The treatment plants are usually trouble-free. But Smee said it makes him uneasy knowing that the school system bears full responsibility for treating the wastewater.

"One of my nightmares is that I get a call from North Hall saying that the plant has quit working and we have to close the school," he said.

In addition, about one-third of the Hall system’s 33 schools are on septic tanks, according to Hall County Environmental Health director Pat Braswell.

"Generally we don’t have many problems with schools," she said. "The septic system usually does OK because though it has high peak usage during the day, it gets a chance to ‘rest’ because it’s not in use during nights and weekends or during the summer."

Braswell said her department only issues permits to install septic tanks, not to operate them. Inspectors typically don’t go out to a school unless there has been a sewage overflow, or if the school has applied for an expansion of their system.

One drawback to septic, Braswell said, is that school authorities have to purchase a larger piece of property than would otherwise be necessary.

"You have to have a lot of land that can be set aside (for drainage fields) and not used for anything," she said.

Smee said the growth in the student population can also create headaches.

"If the school has to add classrooms, then you have to do a major expansion of the septic system, and it can get complicated," he said.

Smee said in an ideal world, every school in Hall would have sewer service.
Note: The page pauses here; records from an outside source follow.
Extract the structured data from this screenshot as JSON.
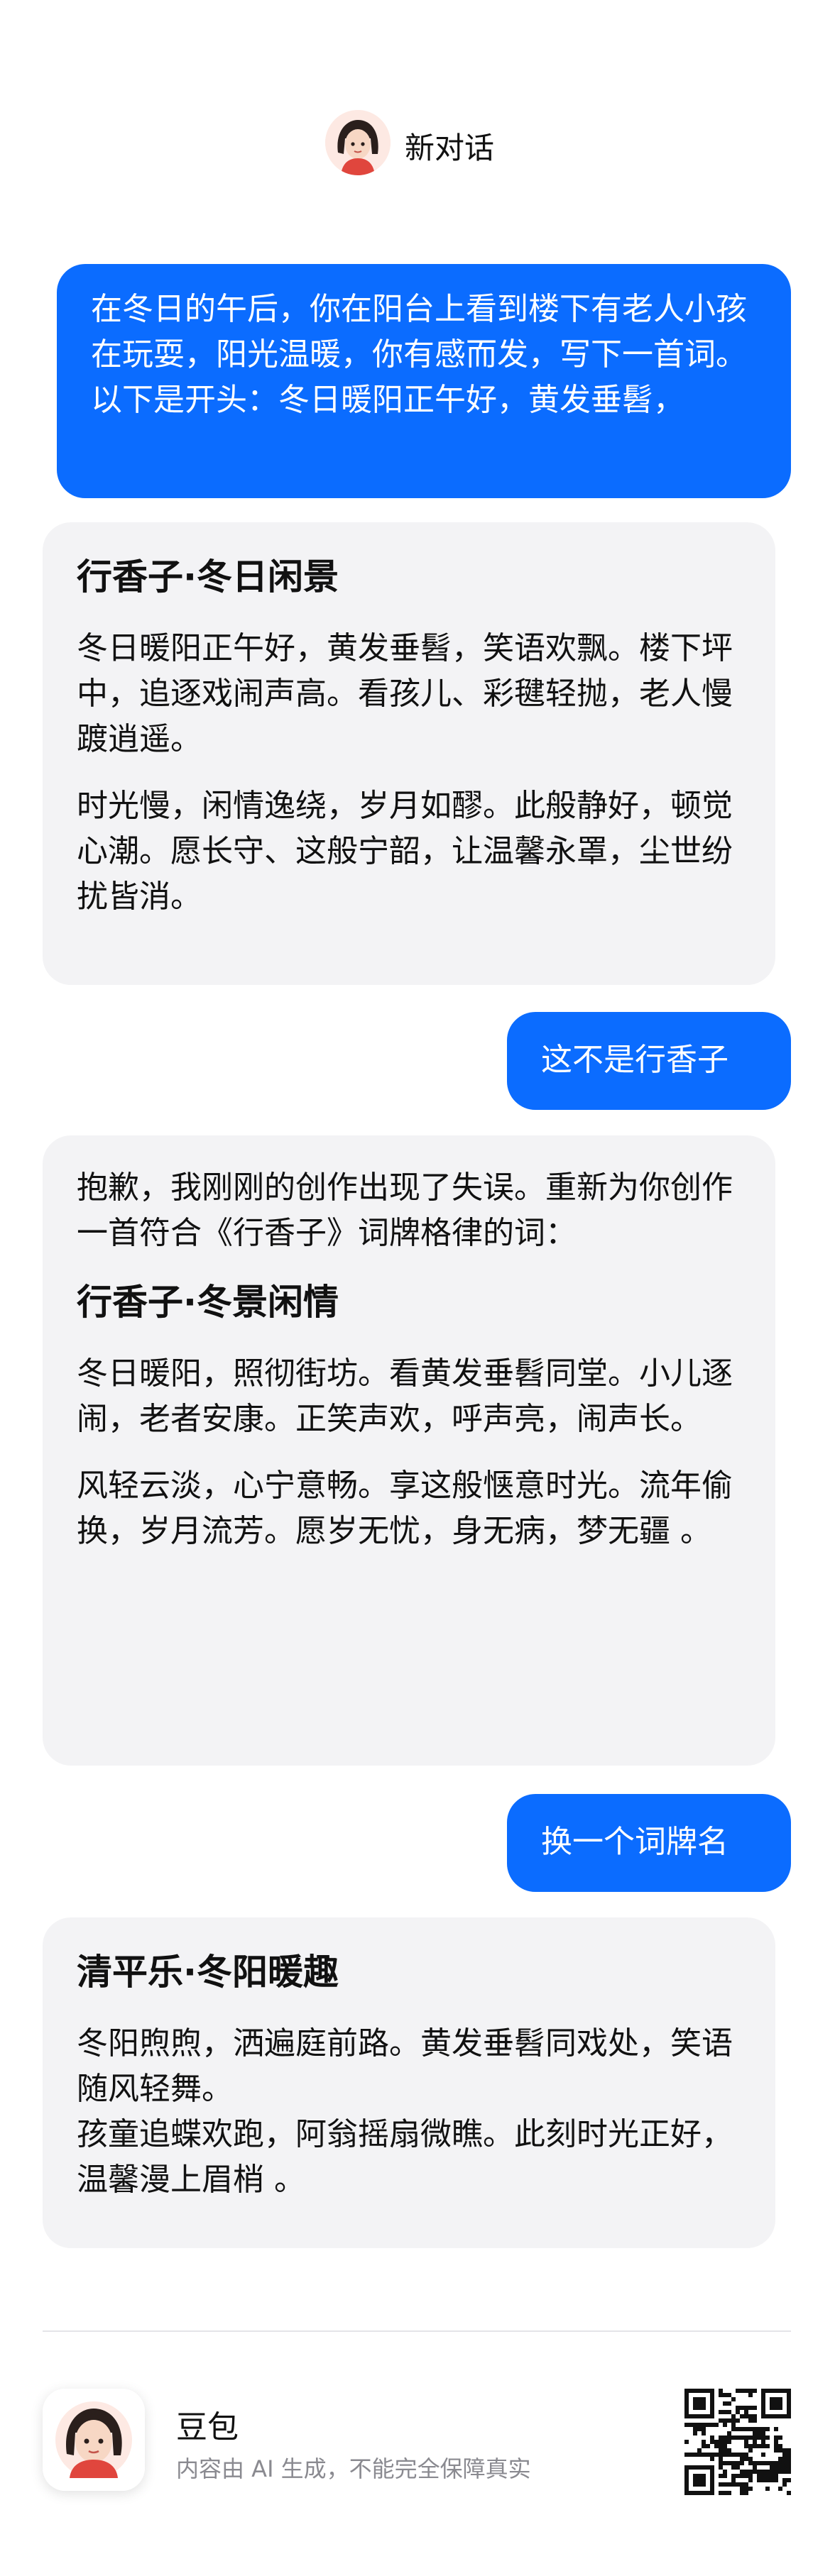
{
  "header": {
    "title": "新对话"
  },
  "messages": {
    "user1": {
      "text": "在冬日的午后，你在阳台上看到楼下有老人小孩在玩耍，阳光温暖，你有感而发，写下一首词。以下是开头：冬日暖阳正午好，黄发垂髫，"
    },
    "bot1": {
      "title": "行香子·冬日闲景",
      "p1": "冬日暖阳正午好，黄发垂髫，笑语欢飘。楼下坪中，追逐戏闹声高。看孩儿、彩毽轻抛，老人慢踱逍遥。",
      "p2": "时光慢，闲情逸绕，岁月如醪。此般静好，顿觉心潮。愿长守、这般宁韶，让温馨永罩，尘世纷扰皆消。"
    },
    "user2": {
      "text": "这不是行香子"
    },
    "bot2": {
      "intro": "抱歉，我刚刚的创作出现了失误。重新为你创作一首符合《行香子》词牌格律的词：",
      "title": "行香子·冬景闲情",
      "p1": "冬日暖阳，照彻街坊。看黄发垂髫同堂。小儿逐闹，老者安康。正笑声欢，呼声亮，闹声长。",
      "p2": "风轻云淡，心宁意畅。享这般惬意时光。流年偷换，岁月流芳。愿岁无忧，身无病，梦无疆 。"
    },
    "user3": {
      "text": "换一个词牌名"
    },
    "bot3": {
      "title": "清平乐·冬阳暖趣",
      "p1": "冬阳煦煦，洒遍庭前路。黄发垂髫同戏处，笑语随风轻舞。",
      "p2": "孩童追蝶欢跑，阿翁摇扇微瞧。此刻时光正好，温馨漫上眉梢 。"
    }
  },
  "footer": {
    "name": "豆包",
    "disclaimer": "内容由 AI 生成，不能完全保障真实"
  },
  "colors": {
    "user_bubble": "#0b6cff",
    "bot_bubble": "#f3f3f5"
  },
  "icons": {
    "avatar": "avatar-icon",
    "qr": "qr-code-icon"
  }
}
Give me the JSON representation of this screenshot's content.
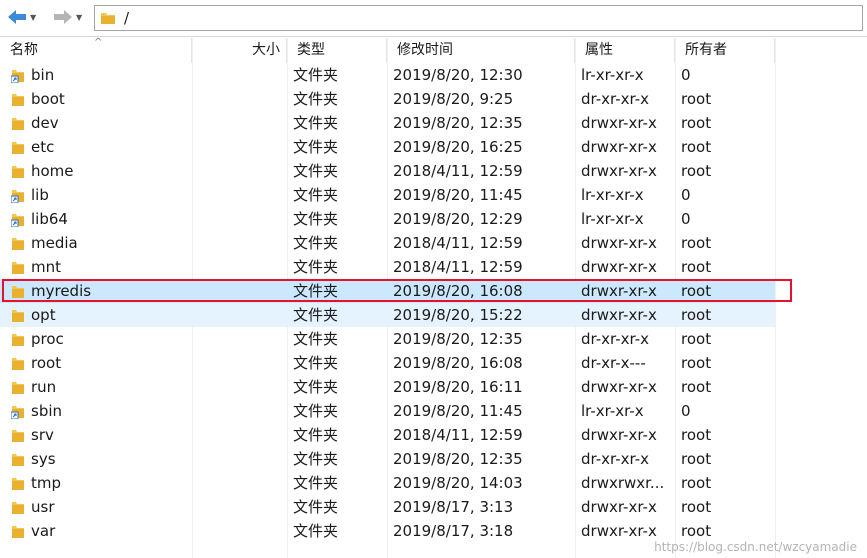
{
  "path": "/",
  "headers": {
    "name": "名称",
    "size": "大小",
    "type": "类型",
    "modified": "修改时间",
    "perm": "属性",
    "owner": "所有者"
  },
  "rows": [
    {
      "name": "bin",
      "type": "文件夹",
      "modified": "2019/8/20, 12:30",
      "perm": "lr-xr-xr-x",
      "owner": "0",
      "link": true
    },
    {
      "name": "boot",
      "type": "文件夹",
      "modified": "2019/8/20, 9:25",
      "perm": "dr-xr-xr-x",
      "owner": "root",
      "link": false
    },
    {
      "name": "dev",
      "type": "文件夹",
      "modified": "2019/8/20, 12:35",
      "perm": "drwxr-xr-x",
      "owner": "root",
      "link": false
    },
    {
      "name": "etc",
      "type": "文件夹",
      "modified": "2019/8/20, 16:25",
      "perm": "drwxr-xr-x",
      "owner": "root",
      "link": false
    },
    {
      "name": "home",
      "type": "文件夹",
      "modified": "2018/4/11, 12:59",
      "perm": "drwxr-xr-x",
      "owner": "root",
      "link": false
    },
    {
      "name": "lib",
      "type": "文件夹",
      "modified": "2019/8/20, 11:45",
      "perm": "lr-xr-xr-x",
      "owner": "0",
      "link": true
    },
    {
      "name": "lib64",
      "type": "文件夹",
      "modified": "2019/8/20, 12:29",
      "perm": "lr-xr-xr-x",
      "owner": "0",
      "link": true
    },
    {
      "name": "media",
      "type": "文件夹",
      "modified": "2018/4/11, 12:59",
      "perm": "drwxr-xr-x",
      "owner": "root",
      "link": false
    },
    {
      "name": "mnt",
      "type": "文件夹",
      "modified": "2018/4/11, 12:59",
      "perm": "drwxr-xr-x",
      "owner": "root",
      "link": false
    },
    {
      "name": "myredis",
      "type": "文件夹",
      "modified": "2019/8/20, 16:08",
      "perm": "drwxr-xr-x",
      "owner": "root",
      "link": false
    },
    {
      "name": "opt",
      "type": "文件夹",
      "modified": "2019/8/20, 15:22",
      "perm": "drwxr-xr-x",
      "owner": "root",
      "link": false
    },
    {
      "name": "proc",
      "type": "文件夹",
      "modified": "2019/8/20, 12:35",
      "perm": "dr-xr-xr-x",
      "owner": "root",
      "link": false
    },
    {
      "name": "root",
      "type": "文件夹",
      "modified": "2019/8/20, 16:08",
      "perm": "dr-xr-x---",
      "owner": "root",
      "link": false
    },
    {
      "name": "run",
      "type": "文件夹",
      "modified": "2019/8/20, 16:11",
      "perm": "drwxr-xr-x",
      "owner": "root",
      "link": false
    },
    {
      "name": "sbin",
      "type": "文件夹",
      "modified": "2019/8/20, 11:45",
      "perm": "lr-xr-xr-x",
      "owner": "0",
      "link": true
    },
    {
      "name": "srv",
      "type": "文件夹",
      "modified": "2018/4/11, 12:59",
      "perm": "drwxr-xr-x",
      "owner": "root",
      "link": false
    },
    {
      "name": "sys",
      "type": "文件夹",
      "modified": "2019/8/20, 12:35",
      "perm": "dr-xr-xr-x",
      "owner": "root",
      "link": false
    },
    {
      "name": "tmp",
      "type": "文件夹",
      "modified": "2019/8/20, 14:03",
      "perm": "drwxrwxr...",
      "owner": "root",
      "link": false
    },
    {
      "name": "usr",
      "type": "文件夹",
      "modified": "2019/8/17, 3:13",
      "perm": "drwxr-xr-x",
      "owner": "root",
      "link": false
    },
    {
      "name": "var",
      "type": "文件夹",
      "modified": "2019/8/17, 3:18",
      "perm": "drwxr-xr-x",
      "owner": "root",
      "link": false
    }
  ],
  "selected_row": "myredis",
  "hover_row": "opt",
  "watermark": "https://blog.csdn.net/wzcyamadie",
  "colors": {
    "folder": "#f3c74f",
    "selected_bg": "#cce8ff",
    "hover_bg": "#e5f3ff",
    "annotation_box": "#e8112d",
    "nav_back": "#3c8bd9"
  }
}
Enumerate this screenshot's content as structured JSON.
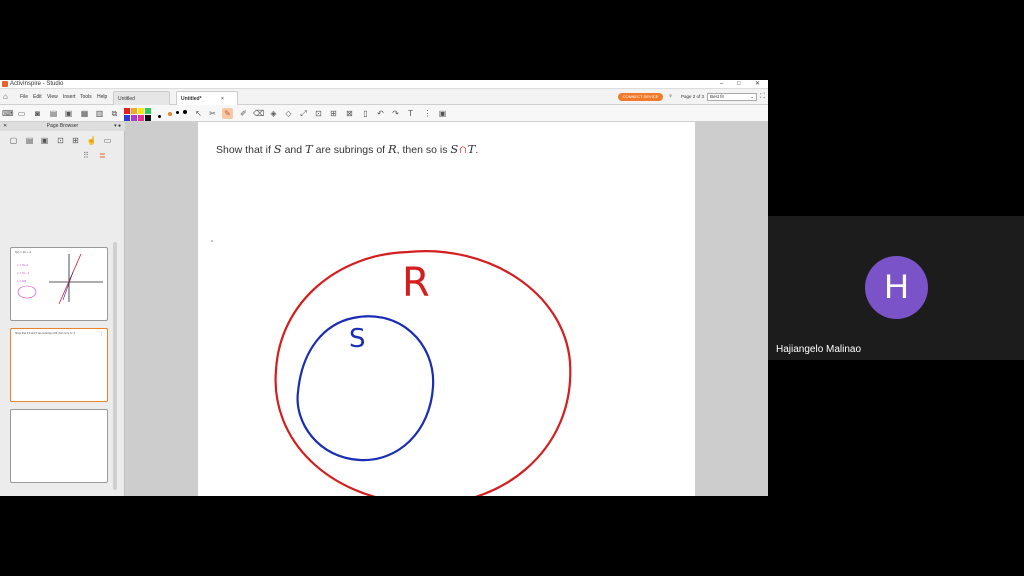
{
  "app": {
    "title": "ActivInspire - Studio",
    "window_controls": [
      "–",
      "□",
      "✕"
    ]
  },
  "menu": {
    "items": [
      "File",
      "Edit",
      "View",
      "Insert",
      "Tools",
      "Help"
    ]
  },
  "tabs": [
    {
      "label": "Untitled",
      "active": false
    },
    {
      "label": "Untitled*",
      "active": true
    }
  ],
  "header_right": {
    "connect_button": "CONNECT DEVICE",
    "page_indicator": "Page 2 of 3",
    "zoom": "Best fit"
  },
  "toolbar": {
    "colors": [
      "#e52020",
      "#f5a623",
      "#f8e71c",
      "#34c759",
      "#2d3bd8",
      "#b03ad8",
      "#e8368f",
      "#111111"
    ]
  },
  "page_browser": {
    "title": "Page Browser",
    "thumbnails": [
      {
        "text": "f(x) = 3x + 4",
        "active": false
      },
      {
        "text": "Show that if S and T are subrings of R, then so is S∩T.",
        "active": true
      },
      {
        "text": "",
        "active": false
      }
    ]
  },
  "page": {
    "problem": {
      "pre": "Show that if ",
      "S": "S",
      "and": " and ",
      "T": "T",
      "mid": " are subrings of ",
      "R": "R",
      "then": ", then so is ",
      "S2": "S",
      "intersect": "∩",
      "T2": "T",
      "end": "."
    },
    "annotations": {
      "outer_label": "R",
      "inner_label": "S",
      "outer_color": "#d41d1d",
      "inner_color": "#1a2db5"
    }
  },
  "participant": {
    "initial": "H",
    "name": "Hajiangelo Malinao",
    "avatar_color": "#7a53c8"
  }
}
Occasionally, as sewer lines are extended into underserved areas of the county, a school is able to switch from septic to sewer.

That’s going to happen with South Hall’s Spout Springs Elementary, he said, perhaps as soon as next summer.

"But for some schools, sewer service just won’t be possible," he said. "Even some new schools won’t have sewer. (When choosing a school site), you have to go where you can find land at a reasonable price, and then you can worry about sewer service later."

For the foreseeable future, at least a few Hall schools will have to be vigilant about their wastewater. "Flush it and forget about it" is not an option.

And there’s always the possibility of an incident like the one at Wauka Mountain.

"We watch this stuff pretty carefully," Smee said, "but things happen."